Author, Mark Batterson wrote about this. Back in 1853, America hosted its first World’s Fair in New York City. The organizers built a beautiful exhibition hall called the Crystal Palace, where the latest and greatest inventions were showcased. This is where a man named Elisha Otis pulled off one of the most remarkable stunts in the history of the World’s Fair. Otis was the inventor of the safety elevator brake, but he was having a hard time selling his idea to safety-first skeptics. Batterson continues…
Otis stood on an elevator platform hoisted high enough for everybody in the exhibition hall to see him. Then Otis, who had positioned an axman above the elevator, cued him to cut the rope! The elevator fell – a few feet. The crowd let out a collective gasp. And Elisha Otis pronounced, “All safe, ladies and gentlemen. All safe.”
Cutting the rope doesn’t seem safe. Can I tell you what’s not safe? Playing it safe! In fact, the greatest risk is taking no risks. Cutting the rope is about taking calculated risks. When Elisha Otis pulled off this unforgettable sales pitch, there were only a few buildings in New York City taller than five floors. Why? No one wanted to climb the stairs! It was next to impossible to rent top-floor real estate. Then in 1854, Otis installed an elevator in a building on Broadway, and the rest is history. By 1890, there were 10 buildings taller than ten stories. By 1900, there were 65 buildings taller than 20 stories. And by 1908, there were 538 buildings in New York City that qualified as skyscrapers.

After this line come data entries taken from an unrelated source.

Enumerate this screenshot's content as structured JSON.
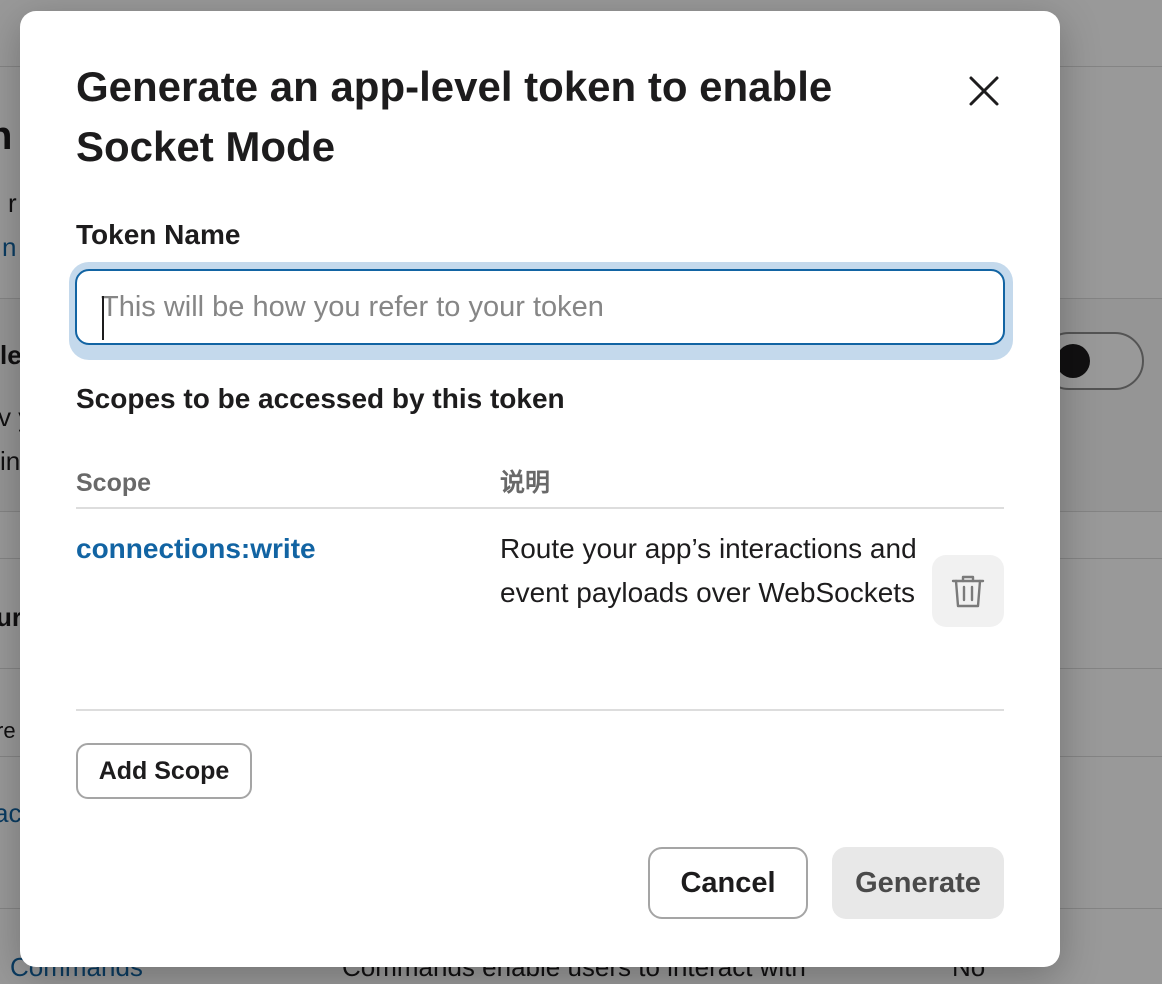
{
  "background": {
    "heading_fragment": "n",
    "text_fragment_1": "r",
    "link_fragment_1": "n",
    "panel_heading_fragment": "le",
    "panel_text_fragment_1": "v y",
    "panel_text_fragment_2": "in",
    "row_heading_fragment": "ur",
    "row_text_fragment": "re",
    "row_link_fragment": "ac",
    "bottom_link": "Commands",
    "bottom_description": "Commands enable users to interact with",
    "bottom_status": "No"
  },
  "modal": {
    "title": "Generate an app-level token to enable Socket Mode",
    "token_name_label": "Token Name",
    "token_name_value": "",
    "token_name_placeholder": "This will be how you refer to your token",
    "scopes_heading": "Scopes to be accessed by this token",
    "columns": {
      "scope": "Scope",
      "description": "说明"
    },
    "scopes": [
      {
        "name": "connections:write",
        "description": "Route your app’s interactions and event payloads over WebSockets"
      }
    ],
    "add_scope_label": "Add Scope",
    "cancel_label": "Cancel",
    "generate_label": "Generate"
  },
  "colors": {
    "link": "#1264a3",
    "focus_border": "#1264a3",
    "focus_ring": "#c4d9ec",
    "disabled_button_bg": "#e8e8e8",
    "overlay": "rgba(0,0,0,0.40)"
  },
  "icons": {
    "close": "close-icon",
    "delete": "trash-icon"
  }
}
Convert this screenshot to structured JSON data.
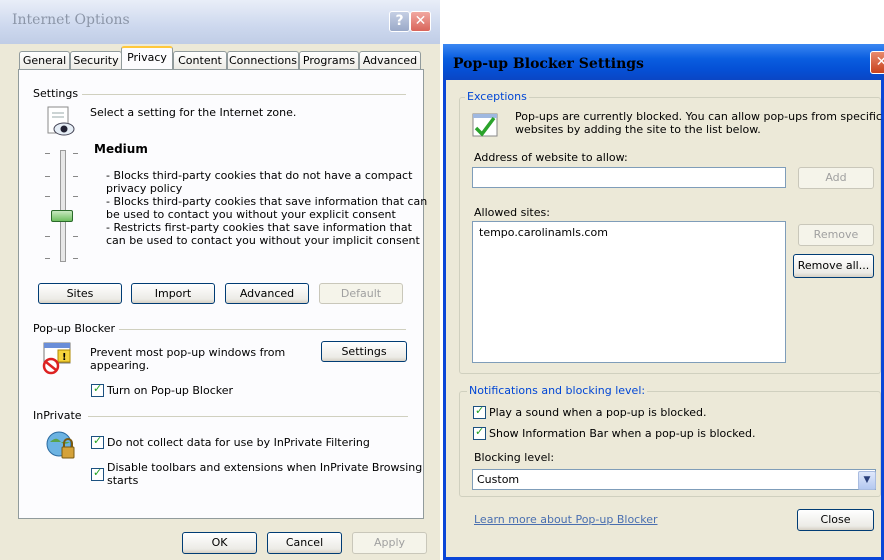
{
  "internet_options": {
    "title": "Internet Options",
    "help_glyph": "?",
    "close_glyph": "✕",
    "tabs": [
      "General",
      "Security",
      "Privacy",
      "Content",
      "Connections",
      "Programs",
      "Advanced"
    ],
    "active_tab": "Privacy",
    "settings": {
      "label": "Settings",
      "intro": "Select a setting for the Internet zone.",
      "level": "Medium",
      "lines": [
        "- Blocks third-party cookies that do not have a compact",
        "privacy policy",
        "- Blocks third-party cookies that save information that can",
        "be used to contact you without your explicit consent",
        "- Restricts first-party cookies that save information that",
        "can be used to contact you without your implicit consent"
      ],
      "buttons": {
        "sites": "Sites",
        "import": "Import",
        "advanced": "Advanced",
        "default": "Default"
      }
    },
    "popup_blocker": {
      "label": "Pop-up Blocker",
      "desc_line1": "Prevent most pop-up windows from",
      "desc_line2": "appearing.",
      "settings_button": "Settings",
      "turn_on_label": "Turn on Pop-up Blocker",
      "turn_on_checked": true
    },
    "inprivate": {
      "label": "InPrivate",
      "filter_label": "Do not collect data for use by InPrivate Filtering",
      "filter_checked": true,
      "toolbars_line1": "Disable toolbars and extensions when InPrivate Browsing",
      "toolbars_line2": "starts",
      "toolbars_checked": true
    },
    "footer": {
      "ok": "OK",
      "cancel": "Cancel",
      "apply": "Apply"
    }
  },
  "popup_settings": {
    "title": "Pop-up Blocker Settings",
    "close_glyph": "✕",
    "exceptions": {
      "legend": "Exceptions",
      "info_line1": "Pop-ups are currently blocked.  You can allow pop-ups from specific",
      "info_line2": "websites by adding the site to the list below.",
      "address_label": "Address of website to allow:",
      "address_value": "",
      "add_button": "Add",
      "allowed_label": "Allowed sites:",
      "allowed_sites": [
        "tempo.carolinamls.com"
      ],
      "remove_button": "Remove",
      "remove_all_button": "Remove all..."
    },
    "notifications": {
      "legend": "Notifications and blocking level:",
      "play_sound_label": "Play a sound when a pop-up is blocked.",
      "play_sound_checked": true,
      "info_bar_label": "Show Information Bar when a pop-up is blocked.",
      "info_bar_checked": true,
      "blocking_level_label": "Blocking level:",
      "blocking_level_value": "Custom"
    },
    "learn_more_link": "Learn more about Pop-up Blocker",
    "close_button": "Close"
  }
}
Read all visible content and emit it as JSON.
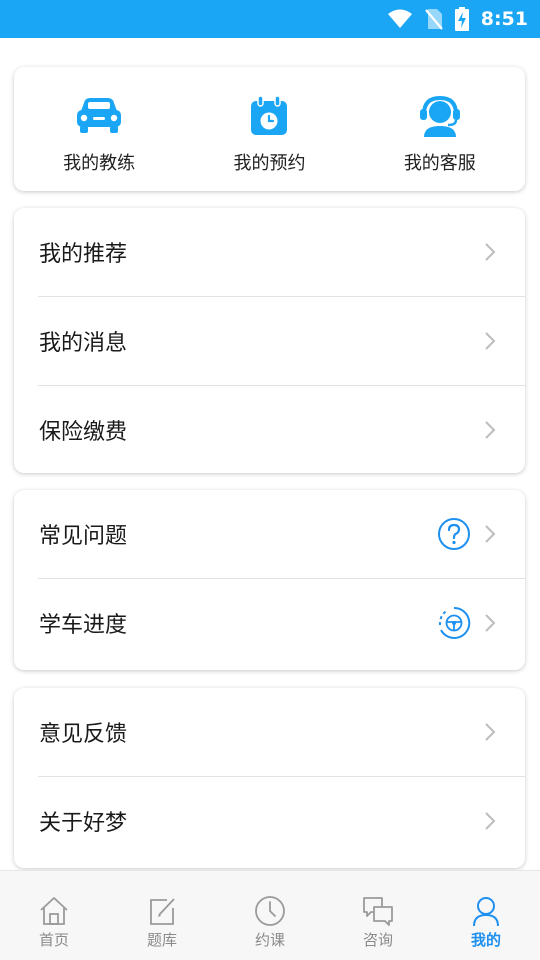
{
  "status_bar": {
    "time": "8:51"
  },
  "quick_actions": [
    {
      "label": "我的教练",
      "icon": "car-icon"
    },
    {
      "label": "我的预约",
      "icon": "calendar-clock-icon"
    },
    {
      "label": "我的客服",
      "icon": "customer-service-icon"
    }
  ],
  "group1": {
    "items": [
      {
        "label": "我的推荐"
      },
      {
        "label": "我的消息"
      },
      {
        "label": "保险缴费"
      }
    ]
  },
  "group2": {
    "items": [
      {
        "label": "常见问题",
        "icon": "question-circle-icon"
      },
      {
        "label": "学车进度",
        "icon": "steering-wheel-progress-icon"
      }
    ]
  },
  "group3": {
    "items": [
      {
        "label": "意见反馈"
      },
      {
        "label": "关于好梦"
      }
    ]
  },
  "tabbar": {
    "active": "我的",
    "tabs": [
      {
        "label": "首页",
        "icon": "home-icon"
      },
      {
        "label": "题库",
        "icon": "edit-icon"
      },
      {
        "label": "约课",
        "icon": "clock-icon"
      },
      {
        "label": "咨询",
        "icon": "chat-icon"
      },
      {
        "label": "我的",
        "icon": "user-icon"
      }
    ]
  },
  "colors": {
    "accent": "#1e90f0",
    "status_bar": "#1aa6f4",
    "icon_blue": "#1aa6f4"
  }
}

Elisha Otis had turned the world upside down. He didn’t just invent the safety elevator brake; he made the modern skyscraper possible! At last count, New York City had 58,000 elevators. Those elevators make 11 billion trips every year. And that’s just New York City! According to the Otis Elevator Company, the equivalent of the world’s population rides on their products every three days. All because Elisha Otis had the courage to cut the rope!’
So Pastor, where do you need to cut the rope? As I used to say to my staff, “No risk it – no biscuit!” Cutting the rope is the way we cut the ribbon on the dreams God has given us! It requires risk, faith, and a ton of hard work, but the reward is so worth it because some doors only stay open for a short period of time. The opportunity of a lifetime must be seized within the lifetime of the opportunity.
When you get to the end of your ministry life, you will likely not be sad about that risks you took and failed, you’ll regret the things you could have tried for God, but didn’t.